The US Chamber of Digital Commerce (CDC) has requested to file an amicus curiae brief in the case of the United States Securities and Exchange Commission against Ripple Labs and its executives Bradley Garlinghouse and Chris Larsen. Liliya Tessler of the Sidley Austin Law Firm filed a package of documents, including the writ, with the New York Southern District Court on September 14.
The CDC is the largest blockchain and digital asset trade group in the world, with more than 200 members that include industry players, investors, and law firms. He maintained that the Chamber does not have “an opinion on whether the offer and sale of XRP is a securities transaction”, but is interested in “ensuring that the legal framework applied to the digital assets underlying an investment contract is clear and consistent”, adding:
“Maintaining this distinction is critical to developing a predictable legal environment through technologically neutral precedent, something this Court has the power to do.”
The documents later reframe the issue as “whether the well-established law applicable to the offer and sale of an investment contract that is a securities transaction is properly distinguished from the law applicable to secondary transactions in digital assets that were previously the subject of a investment contract” in light of the fact that “no federal law (or regulation) specifically controls the legal characterization of digital assets recorded on a blockchain.”
The Chamber is wading into the Ripple v. SEC case.
Expect something similar to what it filed in the Telegram case and the argument is that although the SALE of XRP might have been as a security, the token is not inherently a security.
Similar to JDeaton, just not as compelling. https://t.co/D7m0kxKdp6
— Jeremy Hogan (@attorneyjeremy1) September 11, 2022
In the proposed amicus brief, the CDC recognizes the Howey test as “fact-intensive”, that:
“It is sometimes difficult to apply even for experienced lawyers, not to mention market participants without legal training.”
The CDC asked the court to reiterate the difference between contracts that are securities and the subjects of those contracts, which are not securities. The cases cited include a hodgepodge of issues, as is usual in these debates. In this case, cases related to whiskey barrels, public telephones, condominiums and beavers were mentioned.
The CDC continued its argument by saying that the SEC has “provided commendable guidance on the application of securities laws”, but “the SEC’s scrutiny approach, similarly based on Howey, paints a different picture” and the agency has not provided guidance to market participants who have requested it.
The CDC continues to maintain that the SEC is using a novel application of secondary transaction contract analysis with assets subject to an investment contract in its case against Ripple, but has provided no guidance on how to apply that analysis. However, the SEC continues to expect market participants to determine whether or not an asset is a security.

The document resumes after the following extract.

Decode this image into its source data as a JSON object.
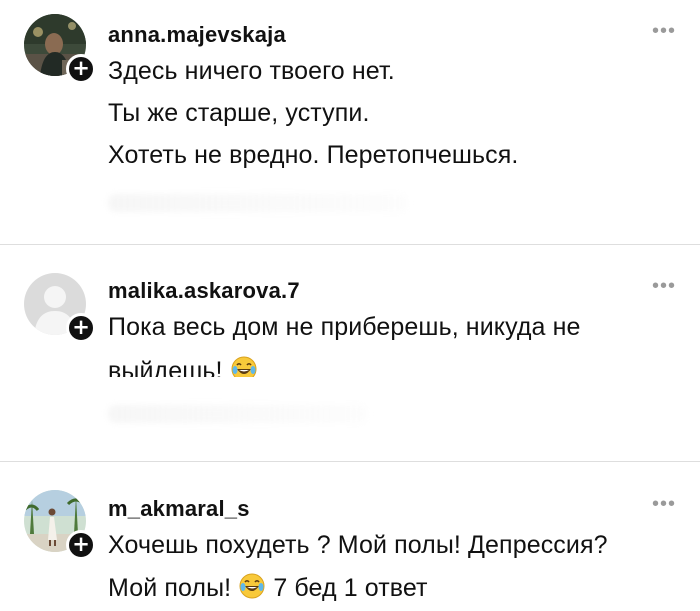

The CDC noted the lack of precedent regarding secondary transactions with the subjects of securities contracts, but stated:
“The Chamber considers that, as long as the underlying asset does not include financial interests, such as legal rights to debt or equity, digital assets are presumed to be commodities.”
The CDC noted that the proposed Lummis-Gillibrand Responsible Financial Innovation Act (RFIA) took the same stance by introducing the concept of “ancillary assets” into consideration. Also:
“The Chamber respectfully requests that this Court be inspired by the principles established in the RFIA to guide itself if it decides to clarify the characterization of digital assets that are the subject of an investment contract or defers such a decision to the legislator.”